Artinya sekiranya kita bicara kemunculan “indigenous industries” di Indonesia, ya batik dan kretek-lah prototipe awalnya. Sayangnya kini hampir sepenuhnya bahan baku batik justru diimpor. Menurut Kepala Dinas Perindustrian, Perdagangan, Koperasi dan UMKM Kota Pekalongan, Supriyono mengatakan bahwa hampir 98 persen bahan baku batik seperti mori dan lilin didatangkan dari luar negeri.
Sementara, bicara aspek historiografi khususnya dalam arti sejarah asal usulnya, sekali lagi batik mirip dengan produk kretek, sesungguhnya asal usulnya tak sepenuhnya jelas.
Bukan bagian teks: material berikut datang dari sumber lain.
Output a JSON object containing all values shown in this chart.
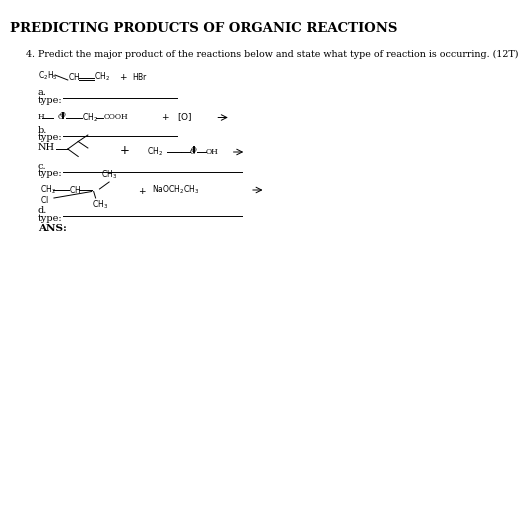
{
  "title": "PREDICTING PRODUCTS OF ORGANIC REACTIONS",
  "question": "4. Predict the major product of the reactions below and state what type of reaction is occurring. (12T)",
  "background_color": "#ffffff",
  "text_color": "#000000",
  "title_fontsize": 9.5,
  "question_fontsize": 6.8,
  "label_fontsize": 7.0,
  "small_fontsize": 5.5
}
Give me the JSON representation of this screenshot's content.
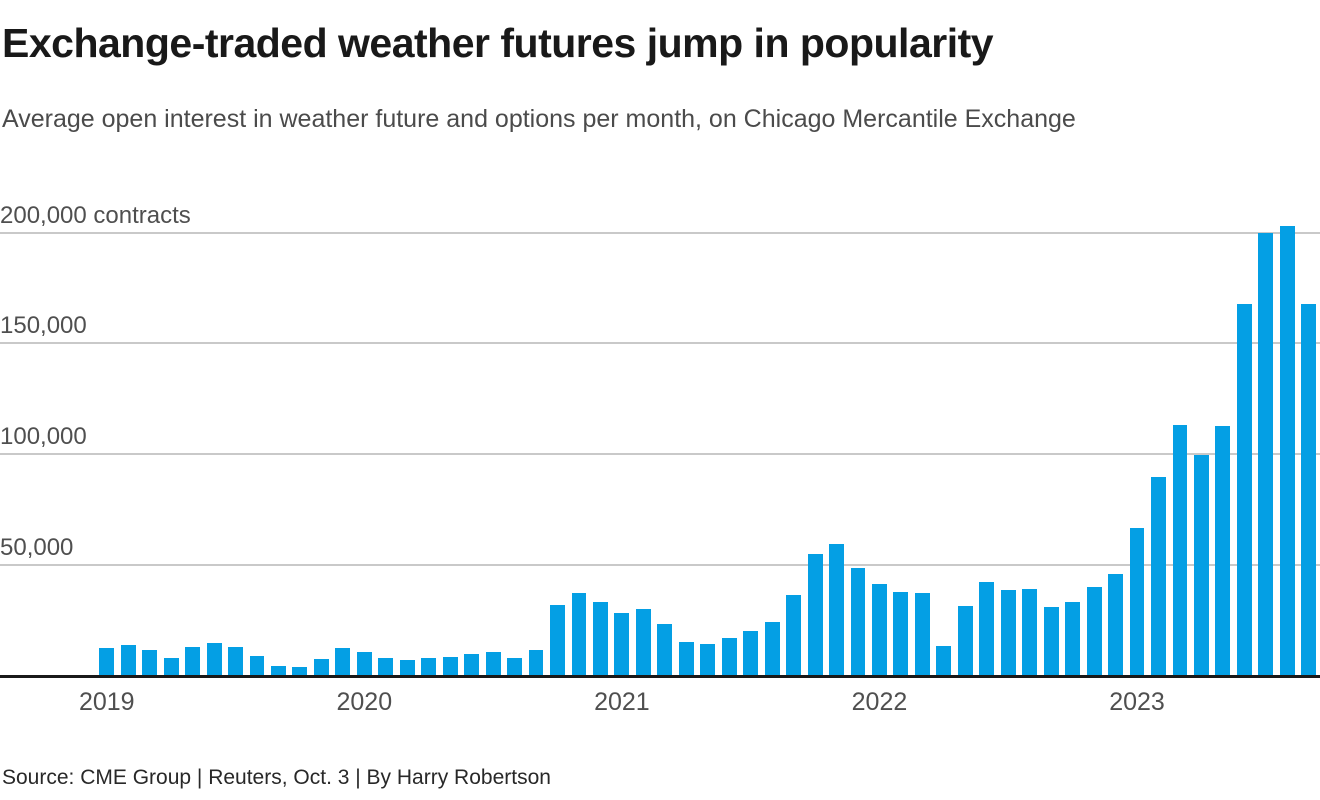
{
  "header": {
    "title": "Exchange-traded weather futures jump in popularity",
    "subtitle": "Average open interest in weather future and options per month, on Chicago Mercantile Exchange"
  },
  "footer": {
    "source": "Source: CME Group | Reuters, Oct. 3 | By Harry Robertson"
  },
  "chart_data": {
    "type": "bar",
    "title": "Exchange-traded weather futures jump in popularity",
    "subtitle": "Average open interest in weather future and options per month, on Chicago Mercantile Exchange",
    "unit": "contracts",
    "bar_color": "#049fe4",
    "grid": "horizontal",
    "legend": "none",
    "ylim": [
      0,
      210000
    ],
    "y_ticks": [
      {
        "value": 50000,
        "label": "50,000"
      },
      {
        "value": 100000,
        "label": "100,000"
      },
      {
        "value": 150000,
        "label": "150,000"
      },
      {
        "value": 200000,
        "label": "200,000 contracts"
      }
    ],
    "x_start_month": "2019-01",
    "x_end_month": "2023-09",
    "x_year_labels": [
      "2019",
      "2020",
      "2021",
      "2022",
      "2023"
    ],
    "monthly_values": [
      12300,
      13400,
      11400,
      7600,
      12800,
      14400,
      12600,
      8700,
      4200,
      3500,
      7200,
      12400,
      10500,
      7500,
      6600,
      7800,
      8100,
      9300,
      10400,
      7800,
      11300,
      31600,
      36800,
      33100,
      28100,
      29700,
      23000,
      14700,
      13800,
      16800,
      20000,
      24100,
      35900,
      54500,
      59200,
      48200,
      41000,
      37500,
      37000,
      13200,
      31300,
      42000,
      38300,
      39000,
      30500,
      33000,
      39800,
      45600,
      66400,
      89300,
      112600,
      99200,
      112300,
      167500,
      199400,
      202400,
      167500
    ]
  }
}
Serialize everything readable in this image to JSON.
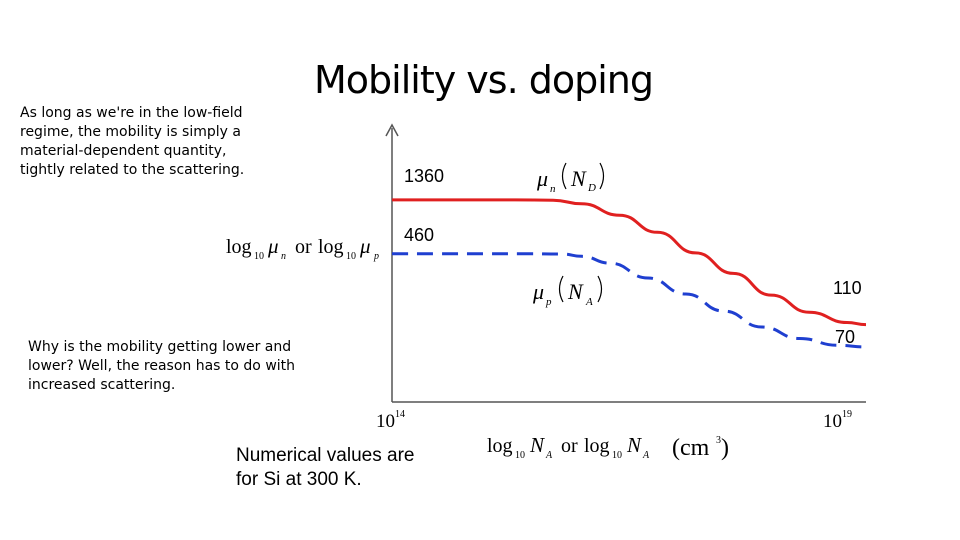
{
  "notes": {
    "top": "As long as we're in the low-field regime, the mobility is simply a material-dependent quantity, tightly related to the scattering.",
    "bottom": "Why is the mobility getting lower and lower? Well, the reason has to do with increased scattering."
  },
  "footnote": "Numerical values are for Si at 300 K.",
  "chart_data": {
    "type": "line",
    "title": "Mobility vs. doping",
    "ylabel": {
      "base": "log",
      "sub": "10",
      "mu": "μ",
      "n": "n",
      "or": "or",
      "p": "p"
    },
    "xlabel": {
      "base": "log",
      "sub": "10",
      "NA": "N",
      "Asub": "A",
      "or": "or",
      "unit": "(cm",
      "exp": "3",
      "close": ")"
    },
    "x_ticks": [
      {
        "base": "10",
        "exp": "14"
      },
      {
        "base": "10",
        "exp": "19"
      }
    ],
    "xlim_log10": [
      14,
      19
    ],
    "axis_color": "#555555",
    "series": [
      {
        "name_mu": "μ",
        "name_sub": "n",
        "name_arg": "N",
        "name_arg_sub": "D",
        "color": "#e02020",
        "style": "solid",
        "start_label": "1360",
        "end_label": "110",
        "x_log10": [
          14.0,
          14.3,
          14.8,
          15.3,
          15.7,
          16.0,
          16.4,
          16.8,
          17.2,
          17.6,
          18.0,
          18.4,
          18.8,
          19.0
        ],
        "y_log10": [
          3.134,
          3.134,
          3.134,
          3.134,
          3.132,
          3.1,
          3.0,
          2.85,
          2.67,
          2.49,
          2.3,
          2.15,
          2.06,
          2.041
        ]
      },
      {
        "name_mu": "μ",
        "name_sub": "p",
        "name_arg": "N",
        "name_arg_sub": "A",
        "color": "#1f3fd0",
        "style": "dashed",
        "start_label": "460",
        "end_label": "70",
        "x_log10": [
          14.0,
          14.5,
          15.0,
          15.4,
          15.8,
          16.0,
          16.3,
          16.7,
          17.1,
          17.5,
          17.9,
          18.3,
          18.7,
          19.0
        ],
        "y_log10": [
          2.663,
          2.663,
          2.663,
          2.663,
          2.66,
          2.64,
          2.58,
          2.45,
          2.31,
          2.16,
          2.02,
          1.92,
          1.86,
          1.845
        ]
      }
    ]
  }
}
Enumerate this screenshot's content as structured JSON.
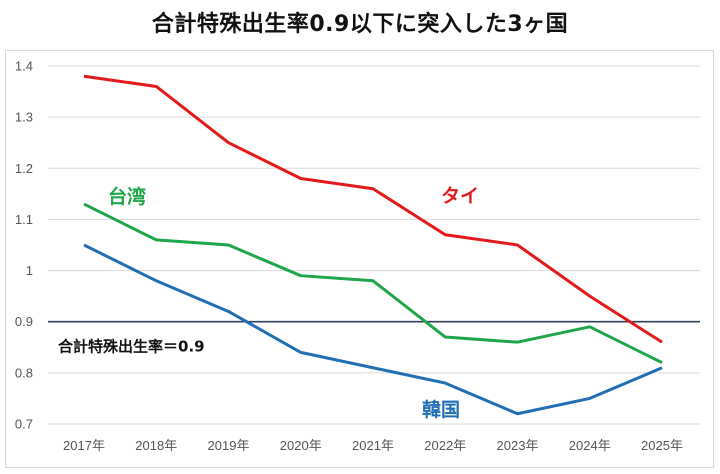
{
  "chart_data": {
    "type": "line",
    "title": "合計特殊出生率0.9以下に突入した3ヶ国",
    "xlabel": "",
    "ylabel": "",
    "categories": [
      "2017年",
      "2018年",
      "2019年",
      "2020年",
      "2021年",
      "2022年",
      "2023年",
      "2024年",
      "2025年"
    ],
    "ylim": [
      0.7,
      1.4
    ],
    "yticks": [
      0.7,
      0.8,
      0.9,
      1.0,
      1.1,
      1.2,
      1.3,
      1.4
    ],
    "ytick_labels": [
      "0.7",
      "0.8",
      "0.9",
      "1",
      "1.1",
      "1.2",
      "1.3",
      "1.4"
    ],
    "grid": true,
    "legend": "none (inline labels)",
    "series": [
      {
        "name": "タイ",
        "color": "#e31a1c",
        "values": [
          1.38,
          1.36,
          1.25,
          1.18,
          1.16,
          1.07,
          1.05,
          0.95,
          0.86
        ]
      },
      {
        "name": "台湾",
        "color": "#1fa64a",
        "values": [
          1.13,
          1.06,
          1.05,
          0.99,
          0.98,
          0.87,
          0.86,
          0.89,
          0.82
        ]
      },
      {
        "name": "韓国",
        "color": "#1f6fb4",
        "values": [
          1.05,
          0.98,
          0.92,
          0.84,
          0.81,
          0.78,
          0.72,
          0.75,
          0.81
        ]
      }
    ],
    "reference_line": {
      "value": 0.9,
      "label": "合計特殊出生率＝0.9",
      "color": "#2f3f5c"
    },
    "annotations": [
      {
        "text": "タイ",
        "series": "タイ"
      },
      {
        "text": "台湾",
        "series": "台湾"
      },
      {
        "text": "韓国",
        "series": "韓国"
      }
    ]
  }
}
Bahkan, masih mengutip Denys Lombard, sejarahnya hampir tidak diketahui, sekalipun ia sendiri nampaknya memilih mengikuti sejarawan Belanda, JLA Brandes, yang menduga seni tradisi ini asli berasal dari Indonesia atau Jawa. Namun demikian menurut Rouffaer, sangat mungkin teknik membatik ini diperkenalkan oleh bangsa India atau juga bisa jadi malah dibawa masuk oleh bangsa China.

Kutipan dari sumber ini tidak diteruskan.